Nonprofits Scramble for Help Amid Derth of Volunteers
Next Monday's feature will be looking at Civic Engagement from a broad overview, but these types of stories are what's really driving my interest in this project. We have a society that wants to know how to help, will help the people they know, but that is no longer able to sustain some of the nonprofit structures through which help was provided. You can find an article here.
Loneliness and Social Media
Going along with our disconnectedness theme today, this article from March examined some of the negative impacts social media has had on our connectedness and overall well being. The most interesting part I took away from it was the fact that social media helps people group via identity, but encourages "breadth, not depth" in relationships that do not improve emotional loneliness.
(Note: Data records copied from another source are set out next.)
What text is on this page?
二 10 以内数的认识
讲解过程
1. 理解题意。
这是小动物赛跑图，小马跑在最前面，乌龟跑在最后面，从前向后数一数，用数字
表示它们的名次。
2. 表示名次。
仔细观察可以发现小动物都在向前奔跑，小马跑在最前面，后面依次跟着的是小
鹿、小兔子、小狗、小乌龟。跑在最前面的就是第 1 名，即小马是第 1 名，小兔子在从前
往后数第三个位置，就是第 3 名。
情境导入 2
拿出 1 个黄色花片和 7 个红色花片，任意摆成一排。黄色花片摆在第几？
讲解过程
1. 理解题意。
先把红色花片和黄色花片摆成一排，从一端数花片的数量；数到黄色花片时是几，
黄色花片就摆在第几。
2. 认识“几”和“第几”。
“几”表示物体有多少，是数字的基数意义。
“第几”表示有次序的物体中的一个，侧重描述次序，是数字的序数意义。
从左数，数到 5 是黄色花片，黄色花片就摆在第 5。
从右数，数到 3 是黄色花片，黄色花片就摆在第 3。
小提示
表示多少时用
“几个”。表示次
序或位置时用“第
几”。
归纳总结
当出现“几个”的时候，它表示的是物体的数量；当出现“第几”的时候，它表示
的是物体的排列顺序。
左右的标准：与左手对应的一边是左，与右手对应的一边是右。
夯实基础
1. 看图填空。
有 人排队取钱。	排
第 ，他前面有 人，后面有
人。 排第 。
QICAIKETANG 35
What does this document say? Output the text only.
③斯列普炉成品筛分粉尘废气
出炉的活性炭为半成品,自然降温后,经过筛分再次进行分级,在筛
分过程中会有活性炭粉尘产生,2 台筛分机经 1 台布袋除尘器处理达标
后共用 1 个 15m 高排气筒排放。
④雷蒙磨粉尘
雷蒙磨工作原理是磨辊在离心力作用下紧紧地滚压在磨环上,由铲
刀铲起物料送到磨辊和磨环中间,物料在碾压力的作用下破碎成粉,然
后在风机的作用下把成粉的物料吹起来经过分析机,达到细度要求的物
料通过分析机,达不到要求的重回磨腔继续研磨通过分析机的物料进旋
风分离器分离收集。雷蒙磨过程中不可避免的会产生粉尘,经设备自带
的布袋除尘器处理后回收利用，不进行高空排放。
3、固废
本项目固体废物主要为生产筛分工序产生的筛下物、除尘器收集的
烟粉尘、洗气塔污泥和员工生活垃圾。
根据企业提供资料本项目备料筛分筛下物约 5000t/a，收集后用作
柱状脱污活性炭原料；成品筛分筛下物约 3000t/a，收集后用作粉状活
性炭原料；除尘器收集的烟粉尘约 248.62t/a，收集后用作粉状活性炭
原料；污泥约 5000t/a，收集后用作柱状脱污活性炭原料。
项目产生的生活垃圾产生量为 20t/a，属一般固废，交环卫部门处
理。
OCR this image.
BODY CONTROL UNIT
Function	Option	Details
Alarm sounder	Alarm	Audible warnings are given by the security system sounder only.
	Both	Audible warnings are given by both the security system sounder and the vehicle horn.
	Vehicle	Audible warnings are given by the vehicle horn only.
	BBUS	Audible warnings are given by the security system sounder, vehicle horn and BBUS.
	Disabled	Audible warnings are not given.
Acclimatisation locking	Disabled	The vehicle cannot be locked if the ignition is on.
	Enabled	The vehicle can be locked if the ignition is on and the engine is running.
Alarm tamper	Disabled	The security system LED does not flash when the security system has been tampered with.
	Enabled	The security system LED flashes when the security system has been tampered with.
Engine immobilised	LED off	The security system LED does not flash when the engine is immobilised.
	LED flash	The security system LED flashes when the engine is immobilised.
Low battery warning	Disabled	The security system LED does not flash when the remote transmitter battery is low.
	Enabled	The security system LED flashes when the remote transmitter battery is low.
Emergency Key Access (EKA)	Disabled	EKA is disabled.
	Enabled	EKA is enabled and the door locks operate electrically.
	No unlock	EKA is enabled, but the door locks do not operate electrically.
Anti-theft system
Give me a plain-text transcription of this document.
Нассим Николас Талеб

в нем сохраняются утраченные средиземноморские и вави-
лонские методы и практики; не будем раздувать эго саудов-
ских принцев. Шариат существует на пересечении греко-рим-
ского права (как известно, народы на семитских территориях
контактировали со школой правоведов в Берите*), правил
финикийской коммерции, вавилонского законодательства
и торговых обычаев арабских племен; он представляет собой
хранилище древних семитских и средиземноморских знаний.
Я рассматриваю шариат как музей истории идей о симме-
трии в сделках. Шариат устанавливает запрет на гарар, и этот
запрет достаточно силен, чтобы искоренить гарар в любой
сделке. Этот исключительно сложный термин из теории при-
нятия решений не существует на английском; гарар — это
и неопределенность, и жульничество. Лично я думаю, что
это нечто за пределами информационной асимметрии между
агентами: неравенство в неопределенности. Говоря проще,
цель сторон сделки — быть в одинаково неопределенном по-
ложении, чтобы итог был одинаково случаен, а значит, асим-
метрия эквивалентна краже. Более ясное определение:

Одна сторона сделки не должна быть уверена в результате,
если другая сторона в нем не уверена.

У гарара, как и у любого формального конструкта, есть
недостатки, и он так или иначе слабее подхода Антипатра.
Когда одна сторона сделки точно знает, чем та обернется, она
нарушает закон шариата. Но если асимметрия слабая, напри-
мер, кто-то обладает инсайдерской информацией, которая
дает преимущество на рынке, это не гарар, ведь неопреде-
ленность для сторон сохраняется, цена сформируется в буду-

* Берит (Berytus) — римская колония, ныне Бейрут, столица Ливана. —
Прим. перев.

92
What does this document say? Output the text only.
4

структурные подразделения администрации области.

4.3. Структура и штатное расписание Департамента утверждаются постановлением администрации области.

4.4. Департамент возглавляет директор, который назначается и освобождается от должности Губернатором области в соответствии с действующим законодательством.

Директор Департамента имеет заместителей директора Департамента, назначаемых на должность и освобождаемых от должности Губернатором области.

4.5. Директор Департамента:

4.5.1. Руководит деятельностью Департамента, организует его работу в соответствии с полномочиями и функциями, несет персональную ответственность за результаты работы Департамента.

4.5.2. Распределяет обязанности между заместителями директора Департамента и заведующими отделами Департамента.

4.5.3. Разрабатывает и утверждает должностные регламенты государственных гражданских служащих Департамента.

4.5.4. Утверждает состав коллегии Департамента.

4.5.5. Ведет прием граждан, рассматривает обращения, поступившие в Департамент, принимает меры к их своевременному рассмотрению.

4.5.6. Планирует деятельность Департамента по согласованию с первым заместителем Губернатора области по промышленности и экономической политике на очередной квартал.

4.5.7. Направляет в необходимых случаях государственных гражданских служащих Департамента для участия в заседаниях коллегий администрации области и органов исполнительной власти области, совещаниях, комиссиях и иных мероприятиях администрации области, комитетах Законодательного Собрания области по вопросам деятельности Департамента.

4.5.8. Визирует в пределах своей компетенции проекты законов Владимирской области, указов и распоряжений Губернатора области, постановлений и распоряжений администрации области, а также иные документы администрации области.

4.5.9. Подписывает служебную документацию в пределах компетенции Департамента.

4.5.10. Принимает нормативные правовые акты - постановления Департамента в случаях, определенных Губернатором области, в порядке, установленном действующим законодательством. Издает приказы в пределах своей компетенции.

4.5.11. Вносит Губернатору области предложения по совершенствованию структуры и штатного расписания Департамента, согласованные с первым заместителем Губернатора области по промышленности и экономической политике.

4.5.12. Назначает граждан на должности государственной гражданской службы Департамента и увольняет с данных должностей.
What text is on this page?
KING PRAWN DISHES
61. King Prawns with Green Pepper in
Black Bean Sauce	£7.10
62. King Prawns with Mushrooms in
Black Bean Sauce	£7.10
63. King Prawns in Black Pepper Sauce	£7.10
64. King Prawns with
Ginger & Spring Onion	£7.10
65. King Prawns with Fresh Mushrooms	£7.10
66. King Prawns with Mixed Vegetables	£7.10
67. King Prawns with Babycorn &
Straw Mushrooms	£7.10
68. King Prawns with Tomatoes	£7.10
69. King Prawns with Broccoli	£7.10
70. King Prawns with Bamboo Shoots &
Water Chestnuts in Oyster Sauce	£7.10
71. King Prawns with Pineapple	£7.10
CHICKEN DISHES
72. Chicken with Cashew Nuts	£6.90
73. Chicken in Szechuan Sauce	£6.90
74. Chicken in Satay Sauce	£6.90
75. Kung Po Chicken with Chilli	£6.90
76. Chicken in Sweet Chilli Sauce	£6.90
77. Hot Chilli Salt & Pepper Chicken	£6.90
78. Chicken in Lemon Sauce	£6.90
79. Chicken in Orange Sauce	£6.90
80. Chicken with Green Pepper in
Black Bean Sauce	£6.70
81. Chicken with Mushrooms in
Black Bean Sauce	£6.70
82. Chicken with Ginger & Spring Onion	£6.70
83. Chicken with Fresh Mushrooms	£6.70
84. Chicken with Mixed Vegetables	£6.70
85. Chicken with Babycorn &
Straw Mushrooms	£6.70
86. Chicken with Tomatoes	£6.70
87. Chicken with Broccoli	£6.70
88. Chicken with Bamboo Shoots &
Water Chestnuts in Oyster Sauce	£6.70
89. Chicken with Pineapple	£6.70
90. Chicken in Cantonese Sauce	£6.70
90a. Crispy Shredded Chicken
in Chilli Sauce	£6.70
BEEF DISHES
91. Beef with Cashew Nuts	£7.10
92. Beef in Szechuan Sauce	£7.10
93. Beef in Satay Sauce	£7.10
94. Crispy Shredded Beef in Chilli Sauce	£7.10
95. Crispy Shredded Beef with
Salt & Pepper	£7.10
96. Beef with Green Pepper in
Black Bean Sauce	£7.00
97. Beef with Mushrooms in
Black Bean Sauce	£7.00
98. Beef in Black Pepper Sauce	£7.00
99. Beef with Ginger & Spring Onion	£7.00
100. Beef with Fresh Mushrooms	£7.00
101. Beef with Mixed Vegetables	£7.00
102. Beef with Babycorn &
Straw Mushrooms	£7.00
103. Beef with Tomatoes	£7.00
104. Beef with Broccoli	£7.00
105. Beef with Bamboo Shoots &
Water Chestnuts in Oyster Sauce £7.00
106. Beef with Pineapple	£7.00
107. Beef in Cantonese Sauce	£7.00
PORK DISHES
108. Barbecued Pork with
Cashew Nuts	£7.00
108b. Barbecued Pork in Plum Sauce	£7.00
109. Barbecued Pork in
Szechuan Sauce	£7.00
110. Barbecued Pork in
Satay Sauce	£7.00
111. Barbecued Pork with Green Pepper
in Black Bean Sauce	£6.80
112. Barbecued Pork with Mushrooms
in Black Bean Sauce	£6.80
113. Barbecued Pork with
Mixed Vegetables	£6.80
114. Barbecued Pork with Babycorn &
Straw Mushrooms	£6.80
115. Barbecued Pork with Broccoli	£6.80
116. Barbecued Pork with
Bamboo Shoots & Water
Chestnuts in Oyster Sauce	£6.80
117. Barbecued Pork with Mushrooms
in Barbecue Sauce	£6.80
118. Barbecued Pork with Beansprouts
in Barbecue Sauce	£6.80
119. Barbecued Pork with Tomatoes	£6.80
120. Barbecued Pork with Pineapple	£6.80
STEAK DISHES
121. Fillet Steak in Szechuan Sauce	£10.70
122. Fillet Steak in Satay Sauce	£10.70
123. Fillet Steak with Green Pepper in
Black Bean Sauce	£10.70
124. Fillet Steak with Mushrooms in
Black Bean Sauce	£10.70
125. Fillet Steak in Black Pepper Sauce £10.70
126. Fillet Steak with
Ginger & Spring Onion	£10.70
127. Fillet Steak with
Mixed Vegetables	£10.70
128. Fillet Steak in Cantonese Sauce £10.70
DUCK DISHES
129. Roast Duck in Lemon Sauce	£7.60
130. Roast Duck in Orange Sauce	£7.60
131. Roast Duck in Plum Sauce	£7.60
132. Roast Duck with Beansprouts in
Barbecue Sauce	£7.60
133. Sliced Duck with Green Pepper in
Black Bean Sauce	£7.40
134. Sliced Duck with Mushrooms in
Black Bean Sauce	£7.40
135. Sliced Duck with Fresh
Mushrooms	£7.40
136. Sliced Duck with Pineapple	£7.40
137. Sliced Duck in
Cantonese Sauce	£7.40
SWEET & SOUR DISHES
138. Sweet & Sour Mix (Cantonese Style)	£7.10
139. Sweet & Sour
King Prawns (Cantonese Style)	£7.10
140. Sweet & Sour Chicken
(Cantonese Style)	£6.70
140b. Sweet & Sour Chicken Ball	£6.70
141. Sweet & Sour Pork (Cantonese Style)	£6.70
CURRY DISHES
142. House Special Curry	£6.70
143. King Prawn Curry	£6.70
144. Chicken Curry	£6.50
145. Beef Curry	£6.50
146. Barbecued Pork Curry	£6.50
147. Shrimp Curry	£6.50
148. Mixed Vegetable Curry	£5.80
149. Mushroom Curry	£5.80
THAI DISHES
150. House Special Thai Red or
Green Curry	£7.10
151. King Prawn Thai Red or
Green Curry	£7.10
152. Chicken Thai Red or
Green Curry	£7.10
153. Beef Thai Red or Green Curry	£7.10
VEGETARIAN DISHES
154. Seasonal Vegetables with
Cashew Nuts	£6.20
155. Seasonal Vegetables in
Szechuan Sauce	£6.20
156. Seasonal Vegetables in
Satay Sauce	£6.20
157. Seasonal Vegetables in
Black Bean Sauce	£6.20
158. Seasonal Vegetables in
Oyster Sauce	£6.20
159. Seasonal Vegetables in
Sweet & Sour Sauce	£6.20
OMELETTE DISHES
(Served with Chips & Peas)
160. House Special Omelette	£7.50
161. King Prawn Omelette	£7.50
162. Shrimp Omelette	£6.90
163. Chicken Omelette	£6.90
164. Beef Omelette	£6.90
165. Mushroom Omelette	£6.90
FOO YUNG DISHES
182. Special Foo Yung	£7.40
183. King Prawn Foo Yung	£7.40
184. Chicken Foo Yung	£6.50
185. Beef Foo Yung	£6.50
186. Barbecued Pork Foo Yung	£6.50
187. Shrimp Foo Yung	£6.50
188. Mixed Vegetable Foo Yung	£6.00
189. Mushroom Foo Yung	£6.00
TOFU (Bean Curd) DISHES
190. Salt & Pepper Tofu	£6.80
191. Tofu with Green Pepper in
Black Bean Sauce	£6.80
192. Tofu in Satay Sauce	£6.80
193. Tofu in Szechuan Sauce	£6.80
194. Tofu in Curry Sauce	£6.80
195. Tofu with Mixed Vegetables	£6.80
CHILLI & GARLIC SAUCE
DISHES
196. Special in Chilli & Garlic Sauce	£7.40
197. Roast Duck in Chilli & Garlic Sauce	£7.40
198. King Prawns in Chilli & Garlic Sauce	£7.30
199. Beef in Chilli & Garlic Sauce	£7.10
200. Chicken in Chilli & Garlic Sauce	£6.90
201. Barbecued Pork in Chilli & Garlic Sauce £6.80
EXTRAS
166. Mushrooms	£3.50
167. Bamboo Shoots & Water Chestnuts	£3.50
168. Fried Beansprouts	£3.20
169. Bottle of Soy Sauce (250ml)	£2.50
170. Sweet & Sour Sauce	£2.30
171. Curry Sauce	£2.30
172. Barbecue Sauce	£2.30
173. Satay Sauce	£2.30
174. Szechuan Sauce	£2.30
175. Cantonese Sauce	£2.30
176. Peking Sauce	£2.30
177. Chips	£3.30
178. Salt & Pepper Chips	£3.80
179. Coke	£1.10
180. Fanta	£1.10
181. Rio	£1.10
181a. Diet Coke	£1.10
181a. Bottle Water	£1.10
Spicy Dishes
Check it out here
The Day "Stop The Bleed" Entered Civillian Life
This is a great article from The Atlantic that looks at the Boston Marathon Bombing 10 years on. I was midway through my second semester in Paramedic training that day, I remember we were all glued to news reports as they came in. Still, this key line from the end of the article feels very affirming for my own efforts in EMS since then.
Yet the Boston Marathon’s most enduring legacy is the democratization of “stop the bleed,” which—like the Heimlich maneuver and CPR before it—gives regular people the ability to save lives with a modest amount of training. We can and should be outraged that so many civilians face the kinds of injuries—whether from IEDs or, more often, from mass shooters—that produce sudden blood loss. But being prepared for such events is better than the alternative. You don’t need a medical degree to tie a knot.